Dass schon über 70 Politiker das Komitee unterstützen, ist schliesslich auch keine Auszeichnung. Logisch machen die das, die brauchen die Medien im Kampf um die Lufthoheit über die veröffentlichte Meinung. Politiker sind graue Mäuse, sind kaum bemerkbar, wenn sie nicht immer wieder Auftritte in den Medien haben.

Denn nur dann nimmt man Kenntnis davon, dass gefordert, verurteilt, beantragt, kritisiert wird.

Also, liebes Komitee: das geht noch besser. Viel Geld ist nicht alles. Viel Brain ist wichtiger. Denn:

die grösste Gefahr für die Meinungsfreiheit, für den Meinungspluralismus sind doch die grossen Verlegerclans,

die von Basel bis Zürich, von Aarau bis St. Gallen mit Kopfblättern die gleiche Sauce über alles schütten.

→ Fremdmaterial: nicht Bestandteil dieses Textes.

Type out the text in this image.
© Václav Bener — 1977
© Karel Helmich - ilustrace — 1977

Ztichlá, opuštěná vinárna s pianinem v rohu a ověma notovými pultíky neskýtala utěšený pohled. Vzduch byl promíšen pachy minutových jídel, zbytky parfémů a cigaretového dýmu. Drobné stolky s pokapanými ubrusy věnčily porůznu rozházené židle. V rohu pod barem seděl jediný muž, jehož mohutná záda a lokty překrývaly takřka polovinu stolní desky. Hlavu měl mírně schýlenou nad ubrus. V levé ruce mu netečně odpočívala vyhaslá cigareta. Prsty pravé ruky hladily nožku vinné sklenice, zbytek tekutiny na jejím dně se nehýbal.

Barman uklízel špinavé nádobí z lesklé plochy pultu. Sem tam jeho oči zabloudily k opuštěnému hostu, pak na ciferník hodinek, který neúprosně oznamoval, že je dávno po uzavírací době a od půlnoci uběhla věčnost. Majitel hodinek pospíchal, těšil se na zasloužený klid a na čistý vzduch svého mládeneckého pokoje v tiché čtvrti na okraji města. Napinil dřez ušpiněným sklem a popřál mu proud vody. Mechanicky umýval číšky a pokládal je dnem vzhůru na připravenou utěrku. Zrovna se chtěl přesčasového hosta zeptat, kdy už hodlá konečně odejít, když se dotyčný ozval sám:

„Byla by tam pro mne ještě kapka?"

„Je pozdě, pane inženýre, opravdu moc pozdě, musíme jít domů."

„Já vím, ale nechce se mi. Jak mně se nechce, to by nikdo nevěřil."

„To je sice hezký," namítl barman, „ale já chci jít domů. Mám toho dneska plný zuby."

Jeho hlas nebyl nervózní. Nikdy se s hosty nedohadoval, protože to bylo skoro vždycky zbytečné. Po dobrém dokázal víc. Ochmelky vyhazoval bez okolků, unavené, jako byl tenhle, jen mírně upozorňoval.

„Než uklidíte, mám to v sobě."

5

In der Bundeshauptstadt Bern gab es immerhin noch zwei Tageszeitungen. Niemals werde da an eine Zusammenlegung gedacht, tönte Tamedia. Bis zur Zusammenlegung.

Noch ein paar kostenlose Ratschläge: Impressum? Verantwortlicher? Datenschutzhinweise? Anfängerfehler. Amateure, Dilettanten am Gerät.

Liebes Komitee, liebe Verlegerclans: der Medienkonsument ist vielleicht nicht der Hellste. Aber so blöd ist er auch nicht, dass man ihm ein X für ein U vormachen kann. Also tief durchatmen, dieses jämmerliche Komitee spülen, nochmal ansetzen. Es soll doch ein echter Kampf werden, kein K.o. schon in der ersten Runde.